PROBLEM 

The house brand premium chocolate chip cookie for Sale Mart Supermarket is called Choco-Champs.  The company sells them only in a small pack, claiming in advertisements that this sized package of cookies is figuratively bursting with about 250 real chocolate chips contained within the cookies.  A consumer testing lab tech is double checking this claim, and has collected a random sample of 9 packs of Choco-Champs from as many randomly selected store locations.  A technician appropriately cold washes the cookies and counts the chips in each package.  The results of these cold washes were recorded as follows:

 

246	247	241
245	249	247
243	245	251

 

Test the claim by Sale Mart with the equivalence of 99% confidence.  [HINTS:  When calculating sample statistics, round any answers to the nearest whole chip, if necessary.  You should round any probability distribution values, standardized scores and/or any probabilities to the nearest thousandth, if necessary though without reporting any insignificant digits.]

 

14.) What is the absolute value of the critical value, rounded to the thousandths place?  In other words, ignore any positive or negative signs.

 

15.) What is the p-value that corresponds with the test statistic value, expressed as a decimal rounded to the nearest thousandth?

 

16.) Compute the lower and upper bounds for the 99% confidence interval associated with this sample mean and sample size.

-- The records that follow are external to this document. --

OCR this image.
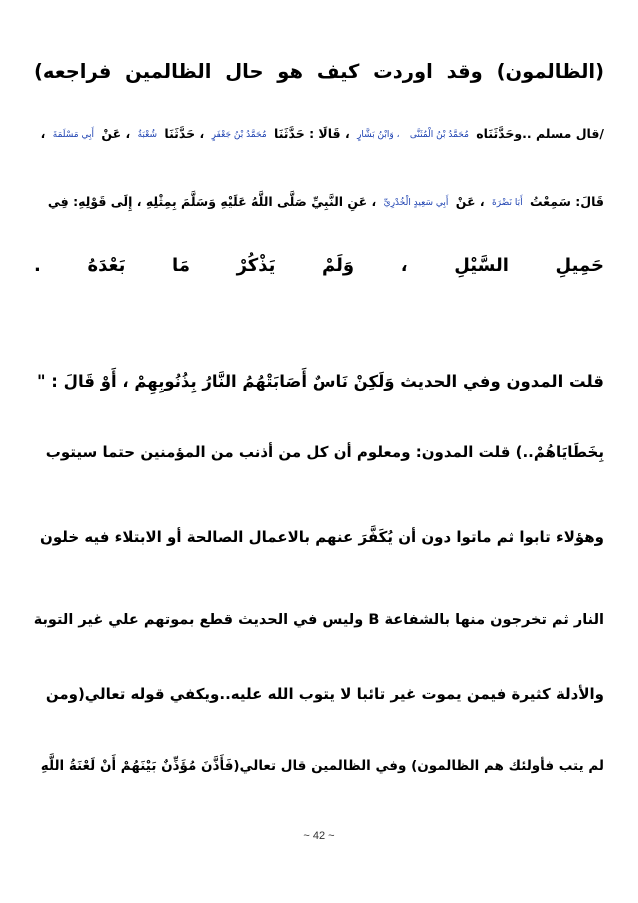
(الظالمون) وقد اوردت كيف هو حال الظالمين فراجعه)
/قال مسلم ..وحَدَّثَنَاه مُحَمَّدُ بْنُ الْمُثَنَّى ، وَابْنُ بَشَّارٍ ، قَالَا : حَدَّثَنَا مُحَمَّدُ بْنُ جَعْفَرٍ ، حَدَّثَنَا شُعْبَةُ ، عَنْ أَبِي مَسْلَمَةَ ،
قَالَ: سَمِعْتُ أَبَا نَضْرَةَ ، عَنْ أَبِي سَعِيدٍ الْخُدْرِيِّ ، عَنِ النَّبِيِّ صَلَّى اللَّهُ عَلَيْهِ وَسَلَّمَ بِمِثْلِهِ ، إِلَى قَوْلِهِ: فِي
حَمِيلِ السَّيْلِ ، وَلَمْ يَذْكُرْ مَا بَعْدَهُ .
قلت المدون وفي الحديث وَلَكِنْ نَاسٌ أَصَابَتْهُمُ النَّارُ بِذُنُوبِهِمْ ، أَوْ قَالَ : "
بِخَطَايَاهُمْ..) قلت المدون: ومعلوم أن كل من أذنب من المؤمنين حتما سيتوب
وهؤلاء تابوا ثم ماتوا دون أن يُكَفَّرَ عنهم بالاعمال الصالحة أو الابتلاء فيه خلون
النار ثم تخرجون منها بالشفاعة B وليس في الحديث قطع بموتهم علي غير التوبة
والأدلة كثيرة فيمن يموت غير تائبا لا يتوب الله عليه..ويكفي قوله تعالي(ومن
لم يتب فأولئك هم الظالمون) وفي الظالمين قال تعالي(فَأَذَّنَ مُؤَذِّنٌ بَيْنَهُمْ أَنْ لَعْنَةُ اللَّهِ
~ 42 ~
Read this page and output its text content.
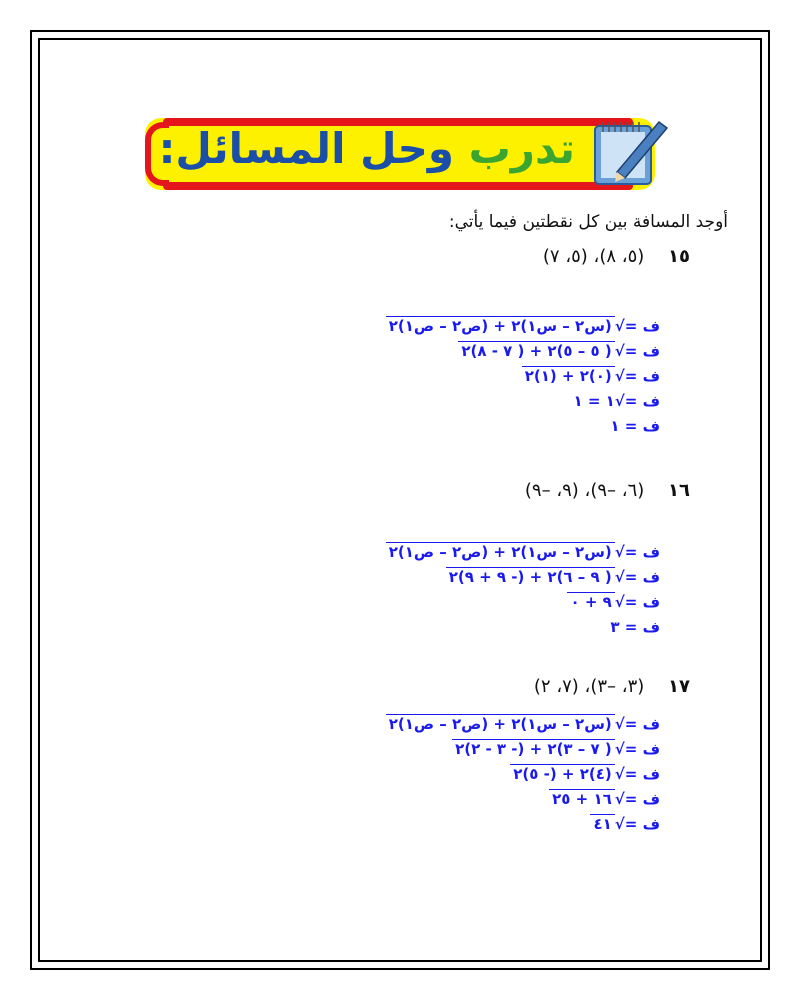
تدرب وحل المسائل:
أوجد المسافة بين كل نقطتين فيما يأتي:
١٥ (٥، ٨)، (٥، ٧)
ف =√(س٢ – س١)٢ + (ص٢ – ص١)٢
ف =√( ٥ – ٥)٢ + ( ٧ - ٨)٢
ف =√(٠)٢ + (١)٢
ف =√١ = ١
ف = ١
١٦ (٦، –٩)، (٩، –٩)
ف =√(س٢ – س١)٢ + (ص٢ – ص١)٢
ف =√( ٩ – ٦)٢ + (- ٩ + ٩)٢
ف =√٩ + ٠
ف = ٣
١٧ (٣، –٣)، (٧، ٢)
ف =√(س٢ – س١)٢ + (ص٢ – ص١)٢
ف =√( ٧ – ٣)٢ + (- ٣ - ٢)٢
ف =√(٤)٢ + (- ٥)٢
ف =√١٦ + ٢٥
ف =√٤١
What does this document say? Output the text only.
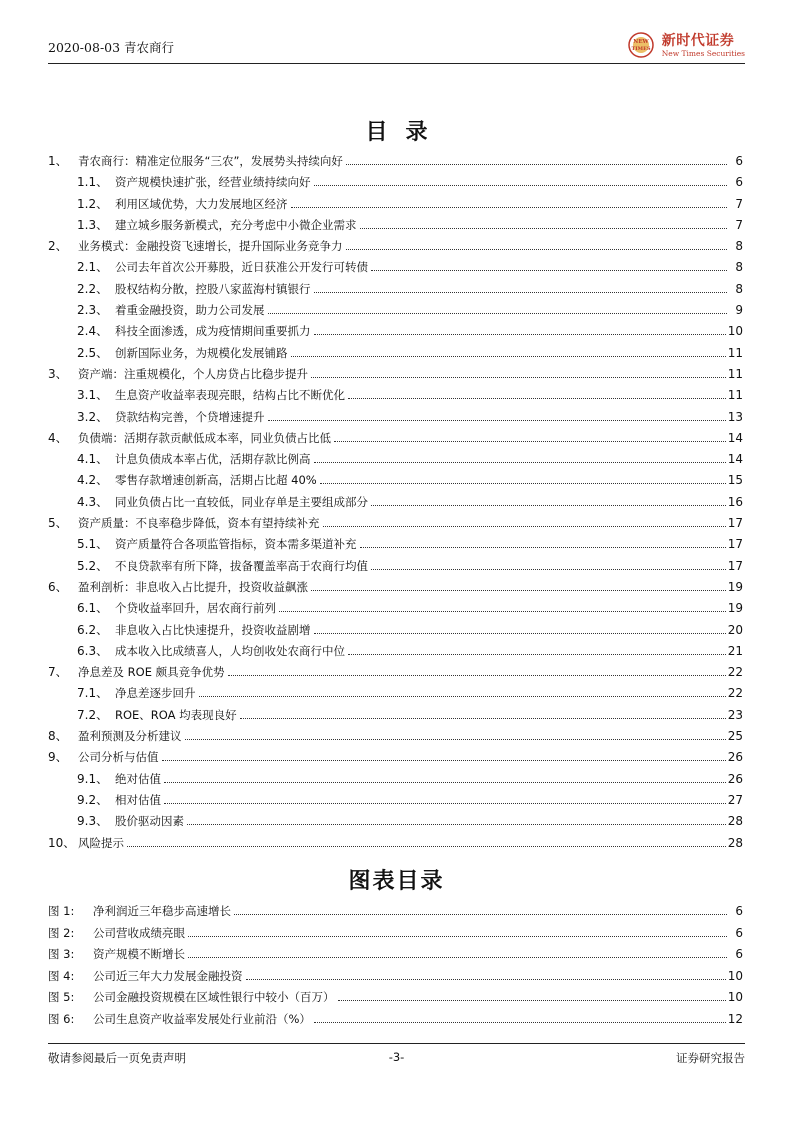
2020-08-03 青农商行	NEW
TIMES
新时代证券
New Times Securities
目录
1、 青农商行：精准定位服务“三农”，发展势头持续向好	6
1.1、 资产规模快速扩张，经营业绩持续向好	6
1.2、 利用区域优势，大力发展地区经济	7
1.3、 建立城乡服务新模式，充分考虑中小微企业需求	7
2、 业务模式：金融投资飞速增长，提升国际业务竞争力	8
2.1、 公司去年首次公开募股，近日获准公开发行可转债	8
2.2、 股权结构分散，控股八家蓝海村镇银行	8
2.3、 着重金融投资，助力公司发展	9
2.4、 科技全面渗透，成为疫情期间重要抓力	10
2.5、 创新国际业务，为规模化发展铺路	11
3、 资产端：注重规模化，个人房贷占比稳步提升	11
3.1、 生息资产收益率表现亮眼，结构占比不断优化	11
3.2、 贷款结构完善，个贷增速提升	13
4、 负债端：活期存款贡献低成本率，同业负债占比低	14
4.1、 计息负债成本率占优，活期存款比例高	14
4.2、 零售存款增速创新高，活期占比超 40%	15
4.3、 同业负债占比一直较低，同业存单是主要组成部分	16
5、 资产质量：不良率稳步降低，资本有望持续补充	17
5.1、 资产质量符合各项监管指标，资本需多渠道补充	17
5.2、 不良贷款率有所下降，拔备覆盖率高于农商行均值	17
6、 盈利剖析：非息收入占比提升，投资收益飙涨	19
6.1、 个贷收益率回升，居农商行前列	19
6.2、 非息收入占比快速提升，投资收益剧增	20
6.3、 成本收入比成绩喜人，人均创收处农商行中位	21
7、 净息差及 ROE 颇具竞争优势	22
7.1、 净息差逐步回升	22
7.2、 ROE、ROA 均表现良好	23
8、 盈利预测及分析建议	25
9、 公司分析与估值	26
9.1、 绝对估值	26
9.2、 相对估值	27
9.3、 股价驱动因素	28
10、 风险提示	28
图表目录
图 1:	净利润近三年稳步高速增长	6
图 2:	公司营收成绩亮眼	6
图 3:	资产规模不断增长	6
图 4:	公司近三年大力发展金融投资	10
图 5:	公司金融投资规模在区域性银行中较小（百万）	10
图 6:	公司生息资产收益率发展处行业前沿（%）	12
敬请参阅最后一页免责声明	-3-	证券研究报告
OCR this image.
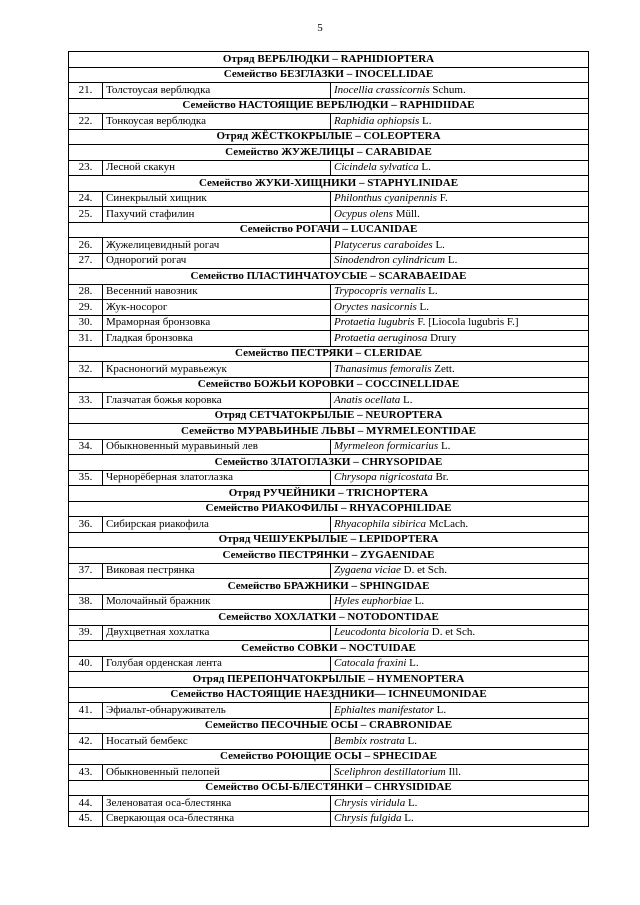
5
Отряд ВЕРБЛЮДКИ – RAPHIDIOPTERA		
Семейство БЕЗГЛАЗКИ – INOCELLIDAE		
21.	Толстоусая верблюдка	Inocellia crassicornis Schum.
Семейство НАСТОЯЩИЕ ВЕРБЛЮДКИ – RAPHIDIIDAE		
22.	Тонкоусая верблюдка	Raphidia ophiopsis L.
Отряд ЖЁСТКОКРЫЛЫЕ – COLEOPTERA		
Семейство ЖУЖЕЛИЦЫ – CARABIDAE		
23.	Лесной скакун	Cicindela sylvatica L.
Семейство ЖУКИ-ХИЩНИКИ – STAPHYLINIDAE		
24.	Синекрылый хищник	Philonthus cyanipennis F.
25.	Пахучий стафилин	Ocypus olens Müll.
Семейство РОГАЧИ – LUCANIDAE		
26.	Жужелицевидный рогач	Platycerus caraboides L.
27.	Однорогий рогач	Sinodendron cylindricum L.
Семейство ПЛАСТИНЧАТОУСЫЕ – SCARABAEIDAE		
28.	Весенний навозник	Trypocopris vernalis L.
29.	Жук-носорог	Oryctes nasicornis L.
30.	Мраморная бронзовка	Protaetia lugubris F. [Liocola lugubris F.]
31.	Гладкая бронзовка	Protaetia aeruginosa Drury
Семейство ПЕСТРЯКИ – CLERIDAE		
32.	Красноногий муравьежук	Thanasimus femoralis Zett.
Семейство БОЖЬИ КОРОВКИ – COCCINELLIDAE		
33.	Глазчатая божья коровка	Anatis ocellata L.
Отряд СЕТЧАТОКРЫЛЫЕ – NEUROPTERA		
Семейство МУРАВЬИНЫЕ ЛЬВЫ – MYRMELEONTIDAE		
34.	Обыкновенный муравьиный лев	Myrmeleon formicarius L.
Семейство ЗЛАТОГЛАЗКИ – CHRYSOPIDAE		
35.	Чернорёберная златоглазка	Chrysopa nigricostata Br.
Отряд РУЧЕЙНИКИ – TRICHOPTERA		
Семейство РИАКОФИЛЫ – RHYACOPHILIDAE		
36.	Сибирская риакофила	Rhyacophila sibirica McLach.
Отряд ЧЕШУЕКРЫЛЫЕ – LEPIDOPTERA		
Семейство ПЕСТРЯНКИ – ZYGAENIDAE		
37.	Виковая пестрянка	Zygaena viciae D. et Sch.
Семейство БРАЖНИКИ – SPHINGIDAE		
38.	Молочайный бражник	Hyles euphorbiae L.
Семейство ХОХЛАТКИ – NOTODONTIDAE		
39.	Двухцветная хохлатка	Leucodonta bicoloria D. et Sch.
Семейство СОВКИ – NOCTUIDAE		
40.	Голубая орденская лента	Catocala fraxini L.
Отряд ПЕРЕПОНЧАТОКРЫЛЫЕ – HYMENOPTERA		
Семейство НАСТОЯЩИЕ НАЕЗДНИКИ— ICHNEUMONIDAE		
41.	Эфиальт-обнаруживатель	Ephialtes manifestator L.
Семейство ПЕСОЧНЫЕ ОСЫ – CRABRONIDAE		
42.	Носатый бембекс	Bembix rostrata L.
Семейство РОЮЩИЕ ОСЫ – SPHECIDAE		
43.	Обыкновенный пелопей	Sceliphron destillatorium Ill.
Семейство ОСЫ-БЛЕСТЯНКИ – CHRYSIDIDAE		
44.	Зеленоватая оса-блестянка	Chrysis viridula L.
45.	Сверкающая оса-блестянка	Chrysis fulgida L.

Express your answer rounded to the nearest thousandth if necessary.

lower or left bound:

uppor or right bound:

 

17.) Check all of the following rejection rules that apply to this hypothesis testing context. 

		The test statistic is more extreme than the crtitical value.
		The p-value is smaller that the level of significance, α.
		The hypothesized value falls outside the corresponding confidence interval.

 

18. What is the most appropriate technical conclusion, based on the available evidence (e.g., the given sample size) and testing at the reported level of significance? NOTES: For a marginal finding, let's agree the difference between test stat and critical value is approximately 0.2 or less.  For an extreme (high) finding, let's agree the test stat is approximately double or half the critical value.

		Marginally fail to reject the null hypothesis
		Fail to reject the null hypothesis
		Highly fail to reject the null hypothesis
		Marginally reject the null hypothesis
		Reject the null hypothesis
		Highly reject the null hypothesis
		No conclusion can be drawn at this time based on the findings.

 

19. What is the most appropriate contextual conclusion, based on the available evidence (e.g., the given sample size) and testing at the reported level of significance?  This states the findings without statistical jargon.

		It is marginally reasonable that the mean number of chocolate chips per bag is 250.
		It is reasonable that the mean number of chocolate chips per bag is 250.
		It is highly reasonable that the mean number of chocolate chips per bag is 250.
		It is marginally reasonable that the mean number of chocolate chips per bag is 250.
		It is unreasonable that the mean number of chocolate chips per bag is 250.
		It is highly unreasonable that the mean number of chocolate chips per bag is 250.
		No conclusion can be drawn at this time based on the findings.